American film director, screenwriter and editor

Sebastian N. Jones is an American film director, screenwriter, and editor. He is best known for his documentary film Everybody's Everything (2019), which chronicles the life of Lil Peep. Jones is a frequent collaborator and protégé of Terrence Malick.

== Life and career ==
Jones grew up in South Florida and studied film at the University of Central Florida before moving to Austin, Texas to work with Terrence Malick. He worked as an editor and eventually associate producer on Malick projects like Knight of Cups starring Christian Bale and Song to Song with Ryan Gosling and Cate Blanchett. He was also an editor on Voyage of Time and A Hidden Life.

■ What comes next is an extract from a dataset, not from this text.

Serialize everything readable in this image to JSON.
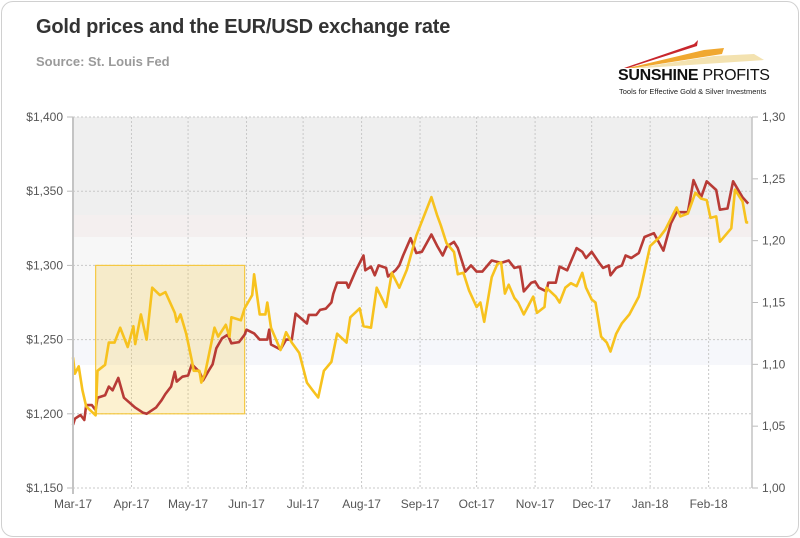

In 2017, after seeing Lil Peep perform in Austin, Texas., Jones became interested in casting him in a feature film. Instead, Peep died just a few days later, and Jones was later tapped by Malick to co-direct a posthumous documentary on Peep's life. While researching for the film, Jones came across an Instagram post, which Peep published the day before his death, captioned: "I just wana be everybody's everything." This led to the film's title Everybody's Everything. The film premiered at South by Southwest in March 2019 to critical acclaim. It was acquired by Gunpowder & Sky and released later that year.

Jones has described his approach as mixing documentary and narrative elements.